- Education: University of Leeds
- Awards: Whitehead Prize (2012)
- Scientific career
- Workplaces: University of Oxford
- Thesis: Coronary artery haemodynamics: pulsatile flow in a tube of time-dependent curvature (1996)
- Doctoral advisor: Tim Pedley
- Website: people.maths.ox.ac.uk/waters/Waters/index.html

= Sarah L. Waters =

British applied mathematician

Sarah Louise Waters is a British applied mathematician whose research interests include biological fluid mechanics, tissue engineering, and their applications in medicine. She is a professor of applied mathematics in the Mathematical Institute at the University of Oxford, a Fellow of St Anne's College, Oxford, and a Leverhulme Trust Senior Research Fellow of the Royal Society.

Waters completed her Ph.D. at the University of Leeds in 1996. Her dissertation, Coronary artery haemodynamics: pulsatile flow in a tube of time-dependent curvature, was supervised by Tim Pedley.
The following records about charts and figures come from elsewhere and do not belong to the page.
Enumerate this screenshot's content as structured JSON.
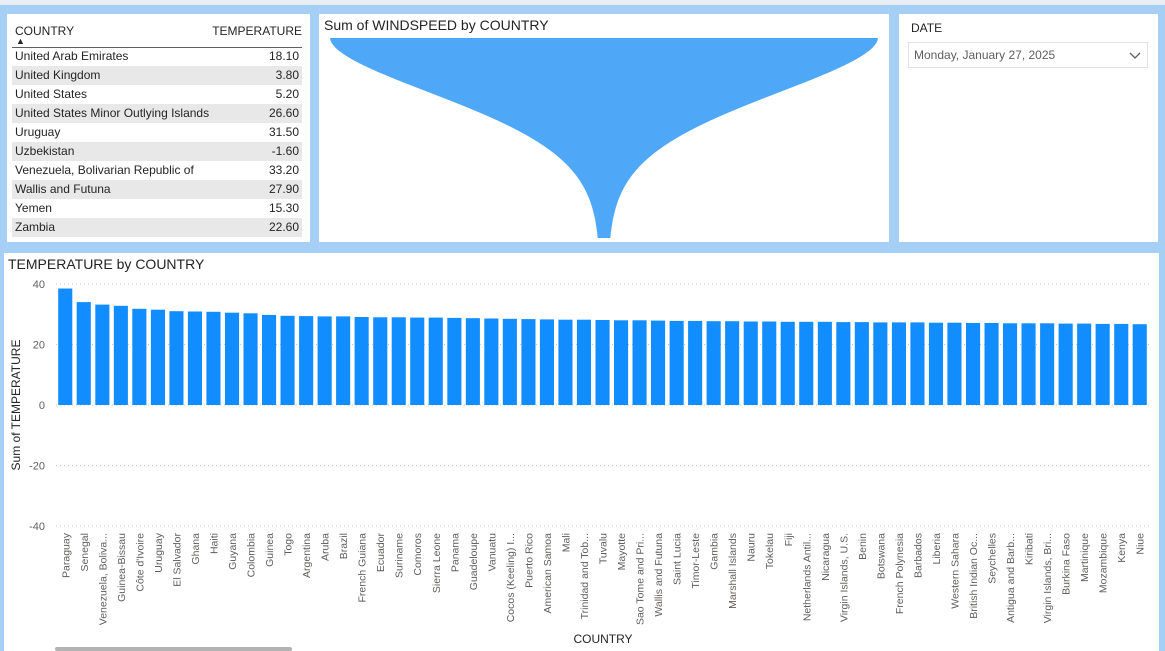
{
  "table": {
    "headers": {
      "country": "COUNTRY",
      "temperature": "TEMPERATURE"
    },
    "rows": [
      {
        "country": "United Arab Emirates",
        "temperature": "18.10"
      },
      {
        "country": "United Kingdom",
        "temperature": "3.80"
      },
      {
        "country": "United States",
        "temperature": "5.20"
      },
      {
        "country": "United States Minor Outlying Islands",
        "temperature": "26.60"
      },
      {
        "country": "Uruguay",
        "temperature": "31.50"
      },
      {
        "country": "Uzbekistan",
        "temperature": "-1.60"
      },
      {
        "country": "Venezuela, Bolivarian Republic of",
        "temperature": "33.20"
      },
      {
        "country": "Wallis and Futuna",
        "temperature": "27.90"
      },
      {
        "country": "Yemen",
        "temperature": "15.30"
      },
      {
        "country": "Zambia",
        "temperature": "22.60"
      }
    ]
  },
  "funnel": {
    "title": "Sum of WINDSPEED by COUNTRY"
  },
  "date_slicer": {
    "label": "DATE",
    "value": "Monday, January 27, 2025"
  },
  "colors": {
    "bar": "#118dff",
    "funnel": "#47a4f7",
    "background": "#a6cff5"
  },
  "chart_data": {
    "type": "bar",
    "title": "TEMPERATURE by COUNTRY",
    "xlabel": "COUNTRY",
    "ylabel": "Sum of TEMPERATURE",
    "ylim": [
      -40,
      40
    ],
    "yticks": [
      40,
      20,
      0,
      -20,
      -40
    ],
    "grid": true,
    "categories": [
      "Paraguay",
      "Senegal",
      "Venezuela, Bolivа...",
      "Guinea-Bissau",
      "Côte d'Ivoire",
      "Uruguay",
      "El Salvador",
      "Ghana",
      "Haiti",
      "Guyana",
      "Colombia",
      "Guinea",
      "Togo",
      "Argentina",
      "Aruba",
      "Brazil",
      "French Guiana",
      "Ecuador",
      "Suriname",
      "Comoros",
      "Sierra Leone",
      "Panama",
      "Guadeloupe",
      "Vanuatu",
      "Cocos (Keeling) I...",
      "Puerto Rico",
      "American Samoa",
      "Mali",
      "Trinidad and Tob...",
      "Tuvalu",
      "Mayotte",
      "Sao Tome and Pri...",
      "Wallis and Futuna",
      "Saint Lucia",
      "Timor-Leste",
      "Gambia",
      "Marshall Islands",
      "Nauru",
      "Tokelau",
      "Fiji",
      "Netherlands Antil...",
      "Nicaragua",
      "Virgin Islands, U.S.",
      "Benin",
      "Botswana",
      "French Polynesia",
      "Barbados",
      "Liberia",
      "Western Sahara",
      "British Indian Oc...",
      "Seychelles",
      "Antigua and Barb...",
      "Kiribati",
      "Virgin Islands, Bri...",
      "Burkina Faso",
      "Martinique",
      "Mozambique",
      "Kenya",
      "Niue"
    ],
    "values": [
      38.5,
      34.0,
      33.2,
      32.8,
      31.8,
      31.5,
      31.0,
      30.9,
      30.8,
      30.5,
      30.3,
      29.8,
      29.5,
      29.4,
      29.3,
      29.3,
      29.1,
      29.0,
      29.0,
      28.9,
      28.9,
      28.8,
      28.7,
      28.6,
      28.5,
      28.4,
      28.3,
      28.2,
      28.2,
      28.1,
      28.0,
      28.0,
      27.9,
      27.8,
      27.8,
      27.7,
      27.7,
      27.6,
      27.6,
      27.5,
      27.5,
      27.5,
      27.4,
      27.4,
      27.3,
      27.3,
      27.3,
      27.2,
      27.2,
      27.1,
      27.1,
      27.0,
      27.0,
      27.0,
      26.9,
      26.9,
      26.8,
      26.8,
      26.7
    ]
  }
}
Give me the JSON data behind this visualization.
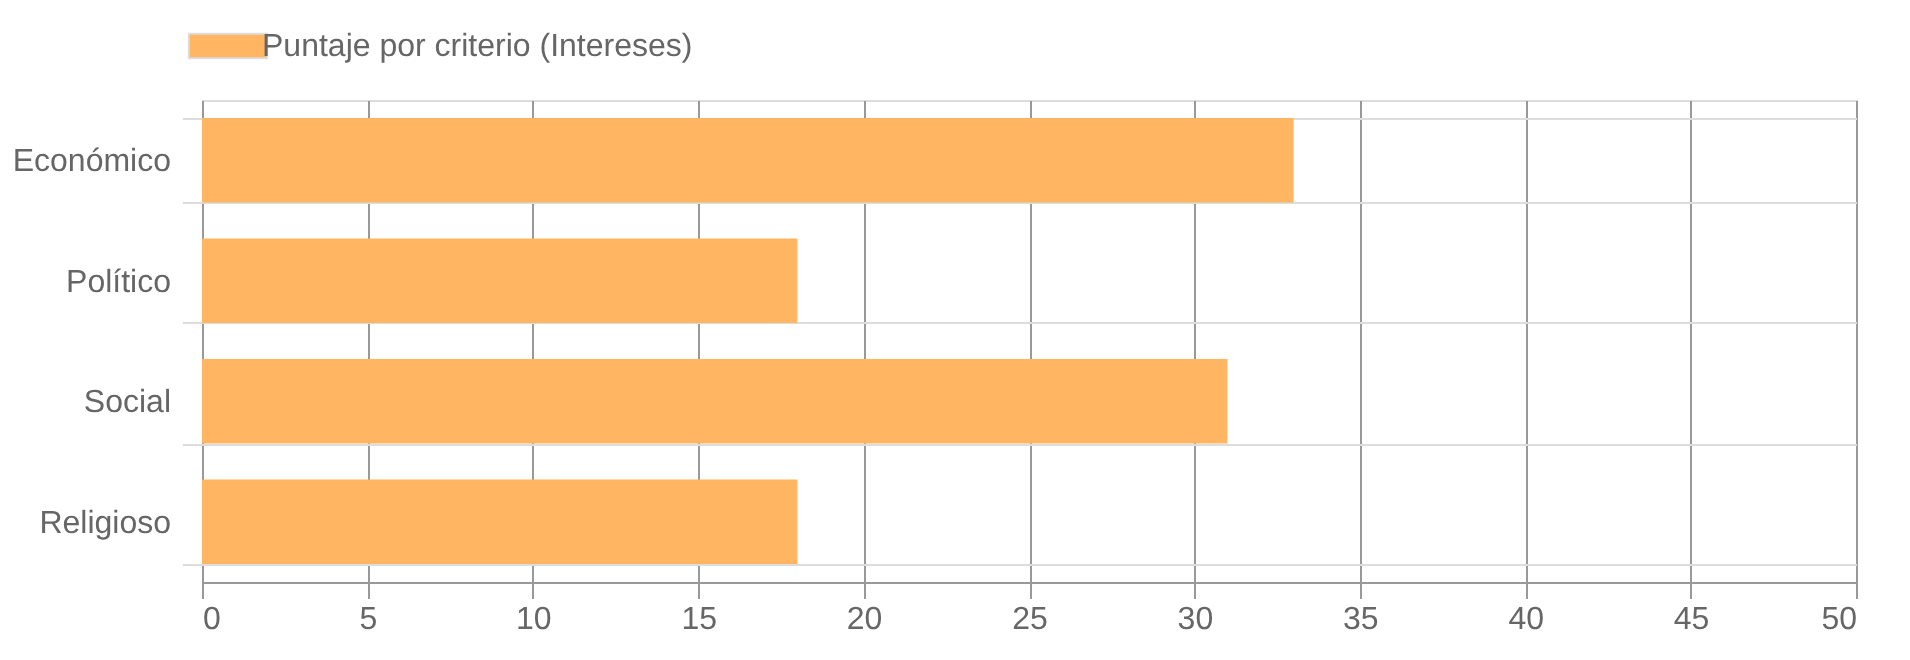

After her Ph.D. she was appointed to a lectureship at the University of Nottingham, where she worked on mathematical biology and medicine in collaboration with Helen Byrne and others. She was named a professor at Oxford in 2014.

In 2012, she won a Whitehead Prize "for her contributions to the fields of physiological fluid mechanics and the biomechanics of artificially engineered tissues".

In 2019, Waters was elected a fellow of the American Physical Society.